Рон с Гермионой покосились на Гарри — вдруг он начнёт клеймить Огрида позором за то, что не рассказал правды о Блэке. Но Огрид был в таком отчаянии и ужасе — тут как-то не до выяснения отношений.
— Огрид, — сказал Гарри, — ты, главное, не теряй надежды. Гермиона права, нужно правильно построить защиту. Позови нас всех в свидетели...
— По-моему, я читала об одном случае преследования гиппогрифа, — задумчиво произнесла Гермиона, — и гиппогрифа тогда оправдали. Я поищу в книжке и скажу, как обстояло дело.
Огрид завыл ещё громче.

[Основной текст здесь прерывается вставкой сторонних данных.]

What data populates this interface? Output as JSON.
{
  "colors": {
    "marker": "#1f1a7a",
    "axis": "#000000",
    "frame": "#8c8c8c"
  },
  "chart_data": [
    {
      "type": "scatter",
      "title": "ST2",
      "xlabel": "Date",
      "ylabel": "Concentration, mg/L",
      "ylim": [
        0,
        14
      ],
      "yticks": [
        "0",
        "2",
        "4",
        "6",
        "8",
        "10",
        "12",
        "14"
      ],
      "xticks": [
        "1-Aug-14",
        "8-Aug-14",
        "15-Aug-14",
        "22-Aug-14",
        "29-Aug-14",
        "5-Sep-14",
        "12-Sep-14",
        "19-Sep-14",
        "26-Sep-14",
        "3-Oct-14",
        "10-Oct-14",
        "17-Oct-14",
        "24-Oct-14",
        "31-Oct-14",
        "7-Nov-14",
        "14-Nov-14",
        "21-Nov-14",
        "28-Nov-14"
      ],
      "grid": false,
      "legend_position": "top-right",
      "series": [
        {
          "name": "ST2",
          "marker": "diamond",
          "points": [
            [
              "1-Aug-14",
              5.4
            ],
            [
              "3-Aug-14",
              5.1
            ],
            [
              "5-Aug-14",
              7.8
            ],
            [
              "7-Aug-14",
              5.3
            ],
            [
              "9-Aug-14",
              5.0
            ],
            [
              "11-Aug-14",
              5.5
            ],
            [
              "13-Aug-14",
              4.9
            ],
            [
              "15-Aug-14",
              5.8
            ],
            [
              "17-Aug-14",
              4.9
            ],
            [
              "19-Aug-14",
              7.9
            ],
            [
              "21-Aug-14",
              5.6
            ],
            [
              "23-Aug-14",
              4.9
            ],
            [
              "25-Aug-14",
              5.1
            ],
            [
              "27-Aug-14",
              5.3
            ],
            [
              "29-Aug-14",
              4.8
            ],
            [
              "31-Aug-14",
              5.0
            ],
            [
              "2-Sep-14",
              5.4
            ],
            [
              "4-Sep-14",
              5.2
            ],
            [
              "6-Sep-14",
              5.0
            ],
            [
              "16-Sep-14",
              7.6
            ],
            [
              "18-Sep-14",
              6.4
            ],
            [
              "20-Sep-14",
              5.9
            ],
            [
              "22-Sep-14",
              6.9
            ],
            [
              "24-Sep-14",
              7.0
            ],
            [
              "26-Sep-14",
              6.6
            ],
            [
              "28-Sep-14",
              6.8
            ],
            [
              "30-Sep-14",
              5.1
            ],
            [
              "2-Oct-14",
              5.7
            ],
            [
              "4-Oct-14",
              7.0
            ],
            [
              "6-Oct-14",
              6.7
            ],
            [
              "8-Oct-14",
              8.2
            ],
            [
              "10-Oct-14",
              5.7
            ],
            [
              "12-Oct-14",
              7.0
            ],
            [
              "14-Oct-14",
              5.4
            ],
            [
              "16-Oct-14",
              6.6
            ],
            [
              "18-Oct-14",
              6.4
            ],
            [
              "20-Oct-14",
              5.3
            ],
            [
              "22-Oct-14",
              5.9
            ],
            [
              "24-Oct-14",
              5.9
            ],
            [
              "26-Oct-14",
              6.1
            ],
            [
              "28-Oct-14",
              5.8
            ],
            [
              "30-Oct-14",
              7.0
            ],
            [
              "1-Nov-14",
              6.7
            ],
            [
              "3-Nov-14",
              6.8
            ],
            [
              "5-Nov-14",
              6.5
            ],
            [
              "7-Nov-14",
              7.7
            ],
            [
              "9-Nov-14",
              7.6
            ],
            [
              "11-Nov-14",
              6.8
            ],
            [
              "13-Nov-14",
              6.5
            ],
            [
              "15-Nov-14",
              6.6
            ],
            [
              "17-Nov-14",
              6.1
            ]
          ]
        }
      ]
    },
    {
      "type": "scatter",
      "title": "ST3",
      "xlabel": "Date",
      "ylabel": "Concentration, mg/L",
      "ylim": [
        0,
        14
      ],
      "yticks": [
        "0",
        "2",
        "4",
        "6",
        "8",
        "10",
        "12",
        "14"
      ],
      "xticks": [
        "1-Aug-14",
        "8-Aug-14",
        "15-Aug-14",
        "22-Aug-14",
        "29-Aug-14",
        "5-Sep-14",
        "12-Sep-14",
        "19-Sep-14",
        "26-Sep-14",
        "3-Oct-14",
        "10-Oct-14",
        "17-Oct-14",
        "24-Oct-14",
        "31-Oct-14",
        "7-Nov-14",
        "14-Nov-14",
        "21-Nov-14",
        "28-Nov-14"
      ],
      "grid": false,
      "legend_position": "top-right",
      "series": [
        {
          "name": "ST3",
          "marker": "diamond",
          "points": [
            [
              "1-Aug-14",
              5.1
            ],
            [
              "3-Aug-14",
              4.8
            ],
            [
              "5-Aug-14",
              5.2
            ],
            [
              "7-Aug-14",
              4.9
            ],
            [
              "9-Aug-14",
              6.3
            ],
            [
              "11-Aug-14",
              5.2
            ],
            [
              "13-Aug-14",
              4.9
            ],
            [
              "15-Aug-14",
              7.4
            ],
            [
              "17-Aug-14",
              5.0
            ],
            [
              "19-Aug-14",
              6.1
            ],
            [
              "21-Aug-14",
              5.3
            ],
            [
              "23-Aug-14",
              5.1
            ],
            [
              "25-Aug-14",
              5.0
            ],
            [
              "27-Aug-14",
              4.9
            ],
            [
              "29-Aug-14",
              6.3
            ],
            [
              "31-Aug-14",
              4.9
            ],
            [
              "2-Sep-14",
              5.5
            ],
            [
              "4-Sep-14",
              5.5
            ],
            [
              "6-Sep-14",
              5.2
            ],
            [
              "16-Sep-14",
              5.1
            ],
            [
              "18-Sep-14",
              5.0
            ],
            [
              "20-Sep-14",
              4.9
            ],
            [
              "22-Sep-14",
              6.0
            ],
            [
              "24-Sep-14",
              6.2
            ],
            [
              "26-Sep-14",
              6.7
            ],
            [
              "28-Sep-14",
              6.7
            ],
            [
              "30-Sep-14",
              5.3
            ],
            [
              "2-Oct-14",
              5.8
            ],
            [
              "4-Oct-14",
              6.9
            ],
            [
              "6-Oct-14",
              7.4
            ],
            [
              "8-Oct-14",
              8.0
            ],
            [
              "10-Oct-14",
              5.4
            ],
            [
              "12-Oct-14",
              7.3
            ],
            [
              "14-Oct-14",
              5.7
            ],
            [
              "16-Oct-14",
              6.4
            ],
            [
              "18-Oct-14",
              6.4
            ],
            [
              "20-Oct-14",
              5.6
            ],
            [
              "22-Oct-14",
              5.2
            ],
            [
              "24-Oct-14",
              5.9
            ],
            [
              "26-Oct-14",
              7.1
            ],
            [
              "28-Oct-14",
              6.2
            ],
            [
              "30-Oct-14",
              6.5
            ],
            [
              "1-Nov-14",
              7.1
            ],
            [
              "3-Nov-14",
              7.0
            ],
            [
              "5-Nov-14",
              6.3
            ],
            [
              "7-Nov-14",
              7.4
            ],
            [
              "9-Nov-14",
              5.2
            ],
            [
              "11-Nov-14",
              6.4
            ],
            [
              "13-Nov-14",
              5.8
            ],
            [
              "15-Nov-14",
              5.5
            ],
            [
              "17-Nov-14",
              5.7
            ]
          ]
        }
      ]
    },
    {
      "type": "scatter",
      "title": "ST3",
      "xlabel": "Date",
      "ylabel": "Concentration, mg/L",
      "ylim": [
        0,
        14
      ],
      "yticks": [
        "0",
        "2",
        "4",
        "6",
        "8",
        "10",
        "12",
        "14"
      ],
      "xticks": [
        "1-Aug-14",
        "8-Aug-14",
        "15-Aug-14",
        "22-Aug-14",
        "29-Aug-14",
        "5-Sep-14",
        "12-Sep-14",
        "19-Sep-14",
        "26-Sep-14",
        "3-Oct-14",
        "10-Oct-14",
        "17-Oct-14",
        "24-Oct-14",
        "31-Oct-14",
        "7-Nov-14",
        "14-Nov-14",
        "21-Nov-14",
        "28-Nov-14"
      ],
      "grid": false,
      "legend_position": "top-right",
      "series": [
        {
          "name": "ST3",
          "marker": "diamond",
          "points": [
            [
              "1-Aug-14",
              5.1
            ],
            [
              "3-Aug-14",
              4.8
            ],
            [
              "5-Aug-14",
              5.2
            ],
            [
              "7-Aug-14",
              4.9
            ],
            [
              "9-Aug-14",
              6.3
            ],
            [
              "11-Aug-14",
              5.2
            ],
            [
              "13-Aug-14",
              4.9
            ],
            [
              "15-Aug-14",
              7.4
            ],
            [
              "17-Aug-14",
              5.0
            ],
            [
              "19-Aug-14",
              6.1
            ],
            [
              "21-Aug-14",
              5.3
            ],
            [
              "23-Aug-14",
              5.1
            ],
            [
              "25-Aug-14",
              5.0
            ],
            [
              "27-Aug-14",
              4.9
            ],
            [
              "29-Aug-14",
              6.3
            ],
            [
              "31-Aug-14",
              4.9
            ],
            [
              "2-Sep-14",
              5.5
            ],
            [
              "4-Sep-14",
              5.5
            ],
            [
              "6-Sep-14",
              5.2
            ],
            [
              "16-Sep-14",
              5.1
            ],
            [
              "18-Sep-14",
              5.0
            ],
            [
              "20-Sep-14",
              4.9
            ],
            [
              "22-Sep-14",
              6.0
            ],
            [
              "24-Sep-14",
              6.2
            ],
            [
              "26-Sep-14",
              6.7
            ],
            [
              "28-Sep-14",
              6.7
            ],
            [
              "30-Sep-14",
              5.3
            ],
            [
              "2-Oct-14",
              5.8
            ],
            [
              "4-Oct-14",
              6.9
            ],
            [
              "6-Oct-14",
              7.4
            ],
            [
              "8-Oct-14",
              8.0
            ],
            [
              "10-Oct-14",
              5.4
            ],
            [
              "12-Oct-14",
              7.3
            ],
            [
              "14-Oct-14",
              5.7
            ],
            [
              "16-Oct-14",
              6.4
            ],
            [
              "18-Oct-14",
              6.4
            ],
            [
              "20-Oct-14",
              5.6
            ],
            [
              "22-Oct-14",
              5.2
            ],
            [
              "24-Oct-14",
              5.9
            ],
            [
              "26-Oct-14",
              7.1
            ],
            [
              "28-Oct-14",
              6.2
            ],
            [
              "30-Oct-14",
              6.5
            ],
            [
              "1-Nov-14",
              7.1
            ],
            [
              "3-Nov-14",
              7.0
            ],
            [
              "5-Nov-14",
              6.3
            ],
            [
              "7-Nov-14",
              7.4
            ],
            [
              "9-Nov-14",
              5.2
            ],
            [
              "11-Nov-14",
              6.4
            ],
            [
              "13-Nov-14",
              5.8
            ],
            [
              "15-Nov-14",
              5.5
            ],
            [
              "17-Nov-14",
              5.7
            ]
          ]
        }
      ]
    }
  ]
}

Гарри и Гермиона посмотрели на Рона, молча взывая о помощи.
— Может... чаю заварить? — предложил Рон.
Гарри уставился на него с укором.
— Мама всегда так делает, если кто-нибудь плачет, — пробормотал Рон, пожав плечами.
Наконец, получив многочисленные заверения в поддержке и дымящуюся чайную кружку, Огрид высморкался в платок размером со скатерть и сказал:
— Вы правы. Нельзя мне сейчас расклеиваться. Надо собраться...
Немецкий дог Клык осторожно вылез из-под стола и положил голову на колени хозяину.
— Последние дни я сам не свой, — признался Огрид, гладя Клыка одной рукой и вытирая лицо другой. — За Конькура душа изболелась, да и уроки мои никто не любит...
— Мы любим! — тут же соврала Гермиона.
— Да, у тебя здорово! — выпалил Рон, скрестив под столом пальцы. — Кстати, а... как поживают скучечерви?
— Сдохли, — мрачно ответил Огрид. — Перебрали латука.
— Ой нет! — воскликнул Рон. Губы у него задёргались.
— И от дементоров не по себе, — вдруг содрогнулся Огрид. — Каждый раз мимо них хожу, как соберусь в «Три метлы» пропустить стаканчик. Прям как будто опять в Азкабане...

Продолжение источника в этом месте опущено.